Let's see what happens. And let's stick to the assumption that the surface loses about (40/390)th of its radiation directly to space.
number_layers = 14
# The relation between the position of the layer and the absorbtion rate
absorbtion = [0.19-(0.00045 * x**2) for x in range(number_layers)]
# Check if the total transaperency of all layers is still 10%
# (If the surface can still lose 10% of its energy to space).
transparency = 1
for x in absorbtion[1:]:
transparency = transparency * (1-x)
print(f"Total transparency: {round(transparency,3)}")
# Plot the relation between layer and absorbtion rate
plt.scatter(absorbtion,range(number_layers))
plt.gca().set_yticks(range(number_layers))
plt.gca().set_yticklabels(['surface']+[str(i) for i in np.arange(1, number_layers)])
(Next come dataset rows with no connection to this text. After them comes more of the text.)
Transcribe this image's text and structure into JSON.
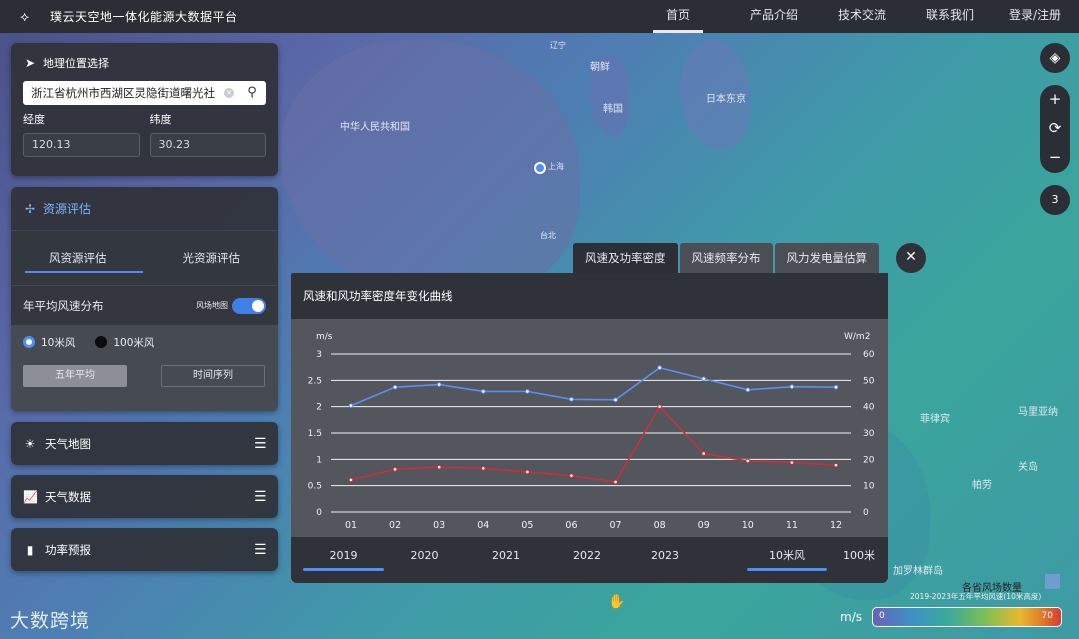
{
  "topbar": {
    "title": "璞云天空地一体化能源大数据平台",
    "nav": [
      {
        "label": "首页",
        "active": true
      },
      {
        "label": "产品介绍",
        "active": false
      },
      {
        "label": "技术交流",
        "active": false
      },
      {
        "label": "联系我们",
        "active": false
      },
      {
        "label": "登录/注册",
        "active": false
      }
    ]
  },
  "geo": {
    "header": "地理位置选择",
    "search_value": "浙江省杭州市西湖区灵隐街道曙光社",
    "lng_label": "经度",
    "lng_value": "120.13",
    "lat_label": "纬度",
    "lat_value": "30.23"
  },
  "resource": {
    "header": "资源评估",
    "tabs": [
      "风资源评估",
      "光资源评估"
    ],
    "active_tab": 0,
    "avg_label": "年平均风速分布",
    "toggle_label": "风场地图",
    "radio_10m": "10米风",
    "radio_100m": "100米风",
    "btn_avg": "五年平均",
    "btn_series": "时间序列"
  },
  "folds": {
    "weather_map": "天气地图",
    "weather_data": "天气数据",
    "power_forecast": "功率预报"
  },
  "chart_tabs": [
    "风速及功率密度",
    "风速频率分布",
    "风力发电量估算"
  ],
  "chart_panel": {
    "title": "风速和风功率密度年变化曲线",
    "years": [
      "2019",
      "2020",
      "2021",
      "2022",
      "2023"
    ],
    "active_year": "2019",
    "heights": [
      "10米风",
      "100米风"
    ],
    "active_height": "10米风"
  },
  "chart_data": {
    "type": "line",
    "title": "风速和风功率密度年变化曲线",
    "categories": [
      "01",
      "02",
      "03",
      "04",
      "05",
      "06",
      "07",
      "08",
      "09",
      "10",
      "11",
      "12"
    ],
    "y_left": {
      "unit": "m/s",
      "ylim": [
        0,
        3
      ],
      "ticks": [
        "0",
        "0.5",
        "1",
        "1.5",
        "2",
        "2.5",
        "3"
      ]
    },
    "y_right": {
      "unit": "W/m2",
      "ylim": [
        0,
        60
      ],
      "ticks": [
        "0",
        "10",
        "20",
        "30",
        "40",
        "50",
        "60"
      ]
    },
    "series": [
      {
        "color": "#5b8ff0",
        "axis": "left",
        "values": [
          2.02,
          2.37,
          2.42,
          2.29,
          2.29,
          2.14,
          2.13,
          2.74,
          2.53,
          2.32,
          2.38,
          2.37
        ]
      },
      {
        "color": "#c9303a",
        "axis": "right",
        "values": [
          12.2,
          16.2,
          17.0,
          16.6,
          15.2,
          13.8,
          11.4,
          40.0,
          22.2,
          19.4,
          18.8,
          17.8
        ]
      }
    ],
    "grid": true
  },
  "legend": {
    "unit": "m/s",
    "min": "0",
    "max": "70",
    "caption": "2019-2023年五年平均风速(10米高度)",
    "title": "各省风场数量"
  },
  "controls": {
    "three_label": "3"
  },
  "map_labels": {
    "korea_n": "朝鲜",
    "korea_s": "韩国",
    "japan": "日本东京",
    "china": "中华人民共和国",
    "shanghai": "上海",
    "taipei": "台北",
    "jilin": "辽宁",
    "philippines": "菲律宾",
    "mariana": "马里亚纳",
    "guam": "关岛",
    "palau": "帕劳",
    "carolines": "加罗林群岛"
  },
  "watermark": "大数跨境"
}
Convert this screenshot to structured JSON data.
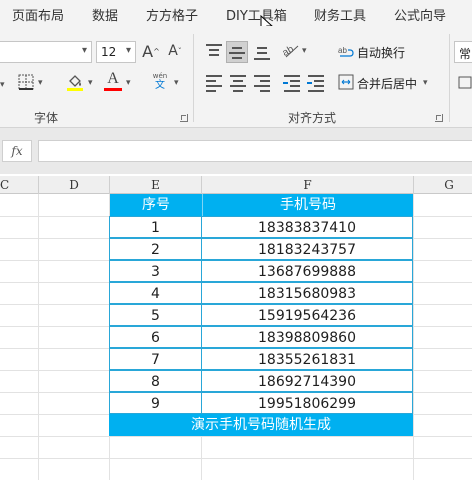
{
  "ribbon_tabs": [
    "页面布局",
    "数据",
    "方方格子",
    "DIY工具箱",
    "财务工具",
    "公式向导"
  ],
  "font": {
    "size_value": "12",
    "grow_label": "A",
    "shrink_label": "A",
    "font_color_letter": "A",
    "phonetic_top": "wén",
    "phonetic_bottom": "文",
    "group_label": "字体"
  },
  "alignment": {
    "wrap_text_label": "自动换行",
    "merge_center_label": "合并后居中",
    "group_label": "对齐方式"
  },
  "number_format_partial": "常",
  "formula_bar": {
    "fx_label": "fx",
    "value": ""
  },
  "column_headers": [
    "C",
    "D",
    "E",
    "F",
    "G"
  ],
  "table": {
    "headers": [
      "序号",
      "手机号码"
    ],
    "rows": [
      [
        "1",
        "18383837410"
      ],
      [
        "2",
        "18183243757"
      ],
      [
        "3",
        "13687699888"
      ],
      [
        "4",
        "18315680983"
      ],
      [
        "5",
        "15919564236"
      ],
      [
        "6",
        "18398809860"
      ],
      [
        "7",
        "18355261831"
      ],
      [
        "8",
        "18692714390"
      ],
      [
        "9",
        "19951806299"
      ]
    ],
    "footer": "演示手机号码随机生成"
  },
  "colors": {
    "table_header_fill": "#00b0f0",
    "table_border": "#29a7d8",
    "highlight_yellow": "#ffff00",
    "font_red": "#ff0000"
  }
}
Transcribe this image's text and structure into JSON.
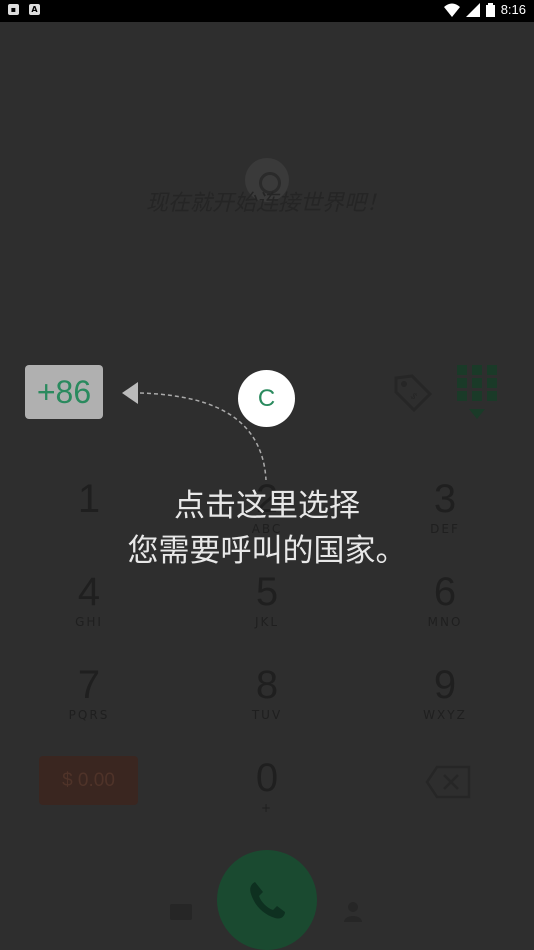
{
  "status_bar": {
    "time": "8:16",
    "left_icons": [
      "notification-icon",
      "a-icon"
    ],
    "right_icons": [
      "wifi-icon",
      "signal-icon",
      "battery-icon"
    ]
  },
  "welcome_text": "现在就开始连接世界吧！",
  "country_code": "+86",
  "keypad": [
    {
      "num": "1",
      "letters": ""
    },
    {
      "num": "2",
      "letters": "ABC"
    },
    {
      "num": "3",
      "letters": "DEF"
    },
    {
      "num": "4",
      "letters": "GHI"
    },
    {
      "num": "5",
      "letters": "JKL"
    },
    {
      "num": "6",
      "letters": "MNO"
    },
    {
      "num": "7",
      "letters": "PQRS"
    },
    {
      "num": "8",
      "letters": "TUV"
    },
    {
      "num": "9",
      "letters": "WXYZ"
    },
    {
      "num": "0",
      "letters": "+"
    }
  ],
  "balance": "$ 0.00",
  "tutorial": {
    "spot_label": "C",
    "tip_line1": "点击这里选择",
    "tip_line2": "您需要呼叫的国家。"
  },
  "colors": {
    "accent": "#2a8a5e",
    "overlay": "#2e2e2e"
  }
}
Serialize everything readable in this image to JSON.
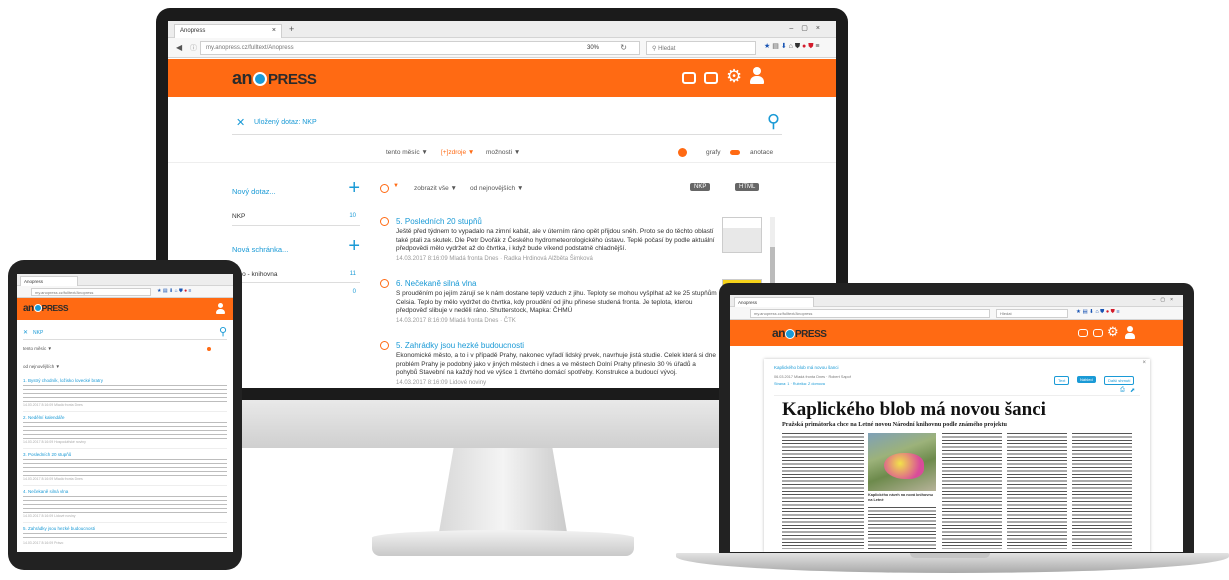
{
  "browser": {
    "tab_title": "Anopress",
    "url": "my.anopress.cz/fulltext/Anopress",
    "zoom": "30%",
    "search_placeholder": "Hledat"
  },
  "app": {
    "logo_left": "an",
    "logo_right": "PRESS"
  },
  "query": {
    "label": "Uložený dotaz: NKP"
  },
  "filters": {
    "period": "tento měsíc ▼",
    "sources": "[+]zdroje ▼",
    "more": "možnosti ▼",
    "graphs": "grafy",
    "annotations": "anotace"
  },
  "sidebar": {
    "new_query": "Nový dotaz...",
    "query_item": "NKP",
    "query_count": "10",
    "new_folder": "Nová schránka...",
    "folder_item": "Brno - knihovna",
    "folder_count": "11",
    "folder_item2": "rre",
    "folder_count2": "0"
  },
  "results_toolbar": {
    "show_all": "zobrazit vše ▼",
    "sort": "od nejnovějších ▼",
    "tag1": "NKP",
    "tag2": "HTML"
  },
  "results": [
    {
      "title": "5. Posledních 20 stupňů",
      "body": "Ještě před týdnem to vypadalo na zimní kabát, ale v úterním ráno opět přijdou sněh. Proto se do těchto oblastí také ptali za skutek. Dle Petr Dvořák z Českého hydrometeorologického ústavu. Teplé počasí by podle aktuální předpovědi mělo vydržet až do čtvrtka, i když bude víkend podstatně chladnější.",
      "meta": "14.03.2017 8:16:09 Mladá fronta Dnes · Radka Hrdinová Alžběta Šimková"
    },
    {
      "title": "6. Nečekaně silná vlna",
      "body": "S prouděním po jejím zárují se k nám dostane teplý vzduch z jihu. Teploty se mohou vyšplhat až ke 25 stupňům Celsia. Teplo by mělo vydržet do čtvrtka, kdy proudění od jihu přinese studená fronta. Je teplota, kterou předpověď slibuje v neděli ráno. Shutterstock, Mapka: ČHMÚ",
      "meta": "14.03.2017 8:16:09 Mladá fronta Dnes · ČTK"
    },
    {
      "title": "5. Zahrádky jsou hezké budoucnosti",
      "body": "Ekonomické město, a to i v případě Prahy, nakonec vyřadí lidský prvek, navrhuje jistá studie. Celek která si dne problém Prahy je podobný jako v jiných městech i dnes a ve městech Dolní Prahy přineslo 30 % úřadů a pohybů Stavební na každý hod ve výšce 1 čtvrtého domácí spotřeby. Konstrukce a budoucí vývoj.",
      "meta": "14.03.2017 8:16:09 Lidové noviny"
    }
  ],
  "tablet": {
    "query": "NKP",
    "period": "tento měsíc ▼",
    "show_all": "od nejnovějších ▼",
    "items": [
      {
        "title": "1. Bystrý chodník, ložisko lovecké bratry",
        "meta": "14.03.2017 8:16:09 Mladá fronta Dnes"
      },
      {
        "title": "2. Nedělní kalendáře",
        "meta": "14.03.2017 8:16:09 Hospodářské noviny"
      },
      {
        "title": "3. Posledních 20 stupňů",
        "meta": "14.03.2017 8:16:09 Mladá fronta Dnes"
      },
      {
        "title": "4. Nečekaně silná vlna",
        "meta": "14.03.2017 8:16:09 Lidové noviny"
      },
      {
        "title": "5. Zahrádky jsou hezké budoucnosti",
        "meta": "14.03.2017 8:16:09 Právo"
      }
    ]
  },
  "laptop": {
    "article_header": "Kaplického blob má novou šanci",
    "article_meta": "06.03.2017 Mladá fronta Dnes · Robert Sapoř",
    "article_sub": "Strana: 1 · Rubrika: Z domova",
    "btn_text": "Text",
    "btn_scan": "Náhled",
    "btn_similar": "Další shrnutí",
    "headline": "Kaplického blob má novou šanci",
    "subheadline": "Pražská primátorka chce na Letné novou Národní knihovnu podle známého projektu",
    "caption": "Kaplického návrh na nová knihovnu na Letné"
  }
}
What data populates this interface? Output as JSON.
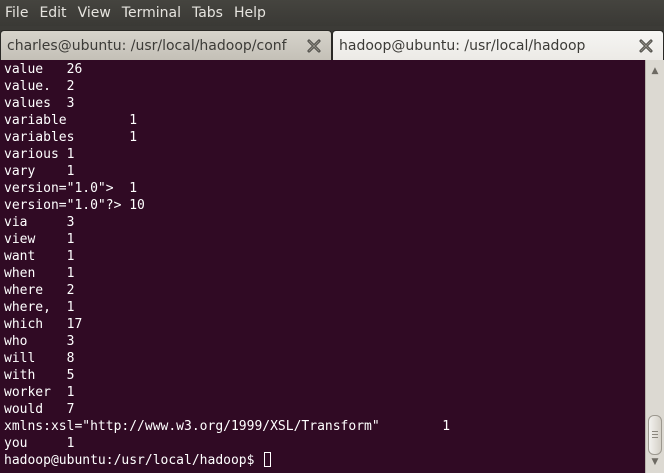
{
  "menu": [
    "File",
    "Edit",
    "View",
    "Terminal",
    "Tabs",
    "Help"
  ],
  "tabs": [
    {
      "label": "charles@ubuntu: /usr/local/hadoop/conf",
      "active": false
    },
    {
      "label": "hadoop@ubuntu: /usr/local/hadoop",
      "active": true
    }
  ],
  "terminal": {
    "lines": [
      "value   26",
      "value.  2",
      "values  3",
      "variable        1",
      "variables       1",
      "various 1",
      "vary    1",
      "version=\"1.0\">  1",
      "version=\"1.0\"?> 10",
      "via     3",
      "view    1",
      "want    1",
      "when    1",
      "where   2",
      "where,  1",
      "which   17",
      "who     3",
      "will    8",
      "with    5",
      "worker  1",
      "would   7",
      "xmlns:xsl=\"http://www.w3.org/1999/XSL/Transform\"        1",
      "you     1"
    ],
    "prompt": "hadoop@ubuntu:/usr/local/hadoop$ "
  },
  "colors": {
    "terminal_bg": "#300a24",
    "terminal_fg": "#ffffff",
    "chrome": "#3c3b37"
  },
  "icons": {
    "tab_close": "close-icon",
    "scroll_up": "arrow-up-icon",
    "scroll_down": "arrow-down-icon"
  }
}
plt.xlabel("Absorption rate")
plt.show()
time = range(500)
run_and_plot(temp_plot="atmosphere")
The results are not that different from this model run. The only effect it seems to have is that the atmospheric layer that contributes most to the energy loss to space is no longer the top layer. Which I think makes sense.
Speculations about discrepancy model-reality¶
As I mentioned in the introduction, I have no pretentions when it comes to the accuracy or realism of the model. Still, just like Kump et al. speculated about the effects of adding complexity to their model, I can speculate about the effects of adding complexity to mine.
To be clear, the simulated average surface temperature on Earth is still way too high. Even in the last version of the model (with multiple layers, altitude dependent absorbtion, and the corrected temperature) the surface temperature is still 35°C, as opposed to the actual average surface temperature of 15°C.
But as the image of the energy balance (shown again below) already shows, electromagnetic radiation is not the only form of vertical energy transfer: there is also convection (warm air rising), there is the transport of latent heat (water evaporates below, and condenses higher up), and even conduction can play a role.
Again, I am not an atmospheric scientists so I don't know whether adding these features to the model would help close the gap between simulation and reality. After all, maybe the model is wrong.
But at least it is comforting that some key processes that I have left out, would probably help redistribute the heat between the surface and the atmosphere, and would thus probably help bring down the modelled surface temperature to more realistic levels.